Apart from Endianness, following might be important,

Implementation of standard api's might differ and can have adverse effects on shared data e.g. memcpy() on ARM is implemented in a unique way internally and i at least remember having a hard time with a bug porting an RTOS to ARM. I don't recall the exact details but those surely can be found with a little search.
Strictly use types and structures aligned by the tool chains. Because alignment and padding for each architecture might be totally different. So you would be in for a surprise if you try indexing values inside a struct using pointer / array indexing.

Question 2

Besides the issues in Fayyazki's answer there are several additional hurdles to the arrangement you describe.

Synchronisation: In all likelihood, you will need a pair of doorbell interrupts so that the CPU and DSP can interrupt each other to notify each other of communication. The alternative is polling - which is unlikely to result in high throughput.
Atomicity: Writing multi-word structures (e.g.

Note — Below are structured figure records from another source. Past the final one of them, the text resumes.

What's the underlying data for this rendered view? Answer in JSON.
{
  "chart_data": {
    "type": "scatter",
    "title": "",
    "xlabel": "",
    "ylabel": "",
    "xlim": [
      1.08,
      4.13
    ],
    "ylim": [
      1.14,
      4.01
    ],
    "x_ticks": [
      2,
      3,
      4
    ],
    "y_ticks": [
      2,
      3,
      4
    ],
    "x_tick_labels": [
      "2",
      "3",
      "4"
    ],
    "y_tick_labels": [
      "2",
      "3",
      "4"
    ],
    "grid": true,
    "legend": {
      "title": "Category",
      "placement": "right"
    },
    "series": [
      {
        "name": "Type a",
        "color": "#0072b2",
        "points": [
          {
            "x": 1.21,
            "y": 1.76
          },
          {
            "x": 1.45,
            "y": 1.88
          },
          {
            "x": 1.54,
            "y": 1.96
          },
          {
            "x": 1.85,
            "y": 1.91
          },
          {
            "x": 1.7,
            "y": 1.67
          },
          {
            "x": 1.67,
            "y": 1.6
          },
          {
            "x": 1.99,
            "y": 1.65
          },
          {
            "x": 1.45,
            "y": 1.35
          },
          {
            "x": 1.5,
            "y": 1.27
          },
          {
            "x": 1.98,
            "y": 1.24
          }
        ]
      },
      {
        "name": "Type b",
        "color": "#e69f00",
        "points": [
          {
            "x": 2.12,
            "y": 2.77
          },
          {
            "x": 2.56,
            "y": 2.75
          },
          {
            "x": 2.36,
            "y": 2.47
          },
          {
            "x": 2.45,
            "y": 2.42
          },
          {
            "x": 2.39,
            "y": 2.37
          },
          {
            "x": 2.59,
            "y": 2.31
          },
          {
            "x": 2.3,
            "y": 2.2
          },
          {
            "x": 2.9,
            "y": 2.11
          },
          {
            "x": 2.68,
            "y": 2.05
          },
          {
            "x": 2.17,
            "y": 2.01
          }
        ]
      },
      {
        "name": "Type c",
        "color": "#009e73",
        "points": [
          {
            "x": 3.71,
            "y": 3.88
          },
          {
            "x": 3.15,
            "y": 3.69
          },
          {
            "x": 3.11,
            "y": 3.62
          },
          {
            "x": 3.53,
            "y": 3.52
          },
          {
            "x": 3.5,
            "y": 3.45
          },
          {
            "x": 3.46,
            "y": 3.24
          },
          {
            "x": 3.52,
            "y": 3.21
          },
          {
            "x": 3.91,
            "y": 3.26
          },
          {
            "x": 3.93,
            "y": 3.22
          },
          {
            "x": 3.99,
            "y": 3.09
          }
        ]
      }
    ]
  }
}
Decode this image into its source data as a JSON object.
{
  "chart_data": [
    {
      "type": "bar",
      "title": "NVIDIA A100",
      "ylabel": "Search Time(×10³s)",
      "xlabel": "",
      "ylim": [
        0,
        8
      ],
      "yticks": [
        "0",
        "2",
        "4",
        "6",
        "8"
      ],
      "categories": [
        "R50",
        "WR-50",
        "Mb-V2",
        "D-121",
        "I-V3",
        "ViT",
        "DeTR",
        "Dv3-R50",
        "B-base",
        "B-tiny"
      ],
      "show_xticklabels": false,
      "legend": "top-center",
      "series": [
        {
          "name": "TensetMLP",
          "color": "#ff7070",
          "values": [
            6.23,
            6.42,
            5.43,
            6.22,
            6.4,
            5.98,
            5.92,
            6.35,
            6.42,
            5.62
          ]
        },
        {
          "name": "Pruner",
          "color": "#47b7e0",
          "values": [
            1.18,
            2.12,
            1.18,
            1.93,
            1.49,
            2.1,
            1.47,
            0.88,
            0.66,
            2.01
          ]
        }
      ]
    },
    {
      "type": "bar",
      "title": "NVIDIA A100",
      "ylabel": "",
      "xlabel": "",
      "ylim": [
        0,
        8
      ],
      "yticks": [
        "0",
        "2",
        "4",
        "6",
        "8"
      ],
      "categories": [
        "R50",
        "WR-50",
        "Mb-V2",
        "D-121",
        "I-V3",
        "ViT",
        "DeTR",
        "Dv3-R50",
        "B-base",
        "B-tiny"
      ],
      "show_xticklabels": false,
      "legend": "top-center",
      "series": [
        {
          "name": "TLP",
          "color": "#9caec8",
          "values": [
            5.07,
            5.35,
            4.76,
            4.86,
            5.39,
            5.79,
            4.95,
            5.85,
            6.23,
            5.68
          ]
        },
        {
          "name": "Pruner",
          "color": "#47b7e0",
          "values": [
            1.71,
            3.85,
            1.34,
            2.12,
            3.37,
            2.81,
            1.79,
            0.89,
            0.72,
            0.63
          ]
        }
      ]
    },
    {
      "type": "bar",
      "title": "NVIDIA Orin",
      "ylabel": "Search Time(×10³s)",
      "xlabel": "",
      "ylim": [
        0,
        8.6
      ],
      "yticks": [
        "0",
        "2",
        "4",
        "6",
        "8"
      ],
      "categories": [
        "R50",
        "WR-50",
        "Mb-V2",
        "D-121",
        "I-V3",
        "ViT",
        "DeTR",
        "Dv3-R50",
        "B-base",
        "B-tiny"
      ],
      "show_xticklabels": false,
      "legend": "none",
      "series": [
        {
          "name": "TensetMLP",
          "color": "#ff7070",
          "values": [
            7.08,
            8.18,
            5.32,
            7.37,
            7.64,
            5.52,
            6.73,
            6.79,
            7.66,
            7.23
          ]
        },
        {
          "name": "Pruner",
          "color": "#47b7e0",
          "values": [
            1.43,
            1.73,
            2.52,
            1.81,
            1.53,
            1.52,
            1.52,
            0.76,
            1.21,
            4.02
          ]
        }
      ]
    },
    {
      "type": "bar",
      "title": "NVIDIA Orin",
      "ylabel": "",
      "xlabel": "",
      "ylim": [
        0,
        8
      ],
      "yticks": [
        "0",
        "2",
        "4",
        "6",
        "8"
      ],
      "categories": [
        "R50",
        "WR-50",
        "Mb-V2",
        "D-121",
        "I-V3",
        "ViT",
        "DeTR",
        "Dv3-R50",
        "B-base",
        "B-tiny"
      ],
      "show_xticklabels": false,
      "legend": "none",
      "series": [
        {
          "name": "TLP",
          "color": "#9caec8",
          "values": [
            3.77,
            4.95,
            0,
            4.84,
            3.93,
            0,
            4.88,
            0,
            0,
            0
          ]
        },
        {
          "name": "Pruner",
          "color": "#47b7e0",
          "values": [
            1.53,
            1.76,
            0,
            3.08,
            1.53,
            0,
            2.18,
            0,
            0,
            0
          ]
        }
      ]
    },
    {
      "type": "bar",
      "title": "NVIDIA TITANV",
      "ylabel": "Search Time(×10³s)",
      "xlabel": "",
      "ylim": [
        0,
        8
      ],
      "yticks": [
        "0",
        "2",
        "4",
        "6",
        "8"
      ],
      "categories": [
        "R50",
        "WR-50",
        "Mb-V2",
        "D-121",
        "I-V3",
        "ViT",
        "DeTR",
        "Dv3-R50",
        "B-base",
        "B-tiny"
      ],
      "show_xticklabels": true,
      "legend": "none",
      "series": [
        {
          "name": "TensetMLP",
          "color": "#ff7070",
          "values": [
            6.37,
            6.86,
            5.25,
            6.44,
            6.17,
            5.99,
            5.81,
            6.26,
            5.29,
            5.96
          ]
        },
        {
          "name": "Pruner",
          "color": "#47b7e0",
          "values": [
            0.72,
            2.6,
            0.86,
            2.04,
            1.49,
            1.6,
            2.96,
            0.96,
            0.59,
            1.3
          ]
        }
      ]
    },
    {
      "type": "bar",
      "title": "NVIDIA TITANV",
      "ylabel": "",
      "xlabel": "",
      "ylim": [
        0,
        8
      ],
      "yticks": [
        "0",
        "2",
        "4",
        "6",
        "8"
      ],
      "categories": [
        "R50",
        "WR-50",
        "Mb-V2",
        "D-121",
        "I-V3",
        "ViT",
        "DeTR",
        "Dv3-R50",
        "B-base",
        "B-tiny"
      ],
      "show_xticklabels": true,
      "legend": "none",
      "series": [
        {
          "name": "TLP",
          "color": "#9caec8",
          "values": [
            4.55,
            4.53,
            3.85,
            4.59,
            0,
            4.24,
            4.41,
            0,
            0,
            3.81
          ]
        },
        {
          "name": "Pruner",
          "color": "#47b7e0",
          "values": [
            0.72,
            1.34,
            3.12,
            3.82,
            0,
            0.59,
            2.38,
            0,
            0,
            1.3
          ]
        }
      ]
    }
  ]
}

C++ classes) to shared memory is problematic as you have none of the synchronisation mechanisms you might use in other circumstances such as bus-locking or disabling interrupts. You could use spin-locks to control read and write access if you insist on writing multiword structures to the shared memory. Controlling the memory packing of your structures may in fact result in more multi-word accesses.
Concurrent memory access - if you are using true multi-port SRAM, concurrent writes on the same address will be non-predictable. You therefore don't do this.
Memory/instruction order barriers: You will need to use memory barriers to ensure that writes are observed on the memory bus in the order you expect (many Cortex A-series ARM CPUs have out-of-order execution and store behaviour). This is in addition to either making the address range of the memory uncachable or flushing the cache.

By far the easiest approach to implementing communications between the two processors is to use a ring buffer in which the writing head and tail pointers are the natural word-size of the memory and are maintained by the writing processor and reading processor respectively. You will need barrier (both memory and instruction order) after writing data to the buffer and updating the head pointer to ensure writes into the buffer are observed by memory before updating the head pointer. Reads work in reverse.

Question 3

ARM's weakly-ordered memory model means you'll likely have to be very careful with synchronisation and coherency if you're using cacheable memory - if this is the case I'd recommend a thorough read of the brain-melting memory model chapters of the ARM ARM (and possibly the barriers appendix).

Also, if the two processors have different views of the same memory (à la Raspberry Pi), then having pointers in the shared data could be fun*...

_{* for some given value of "fun"}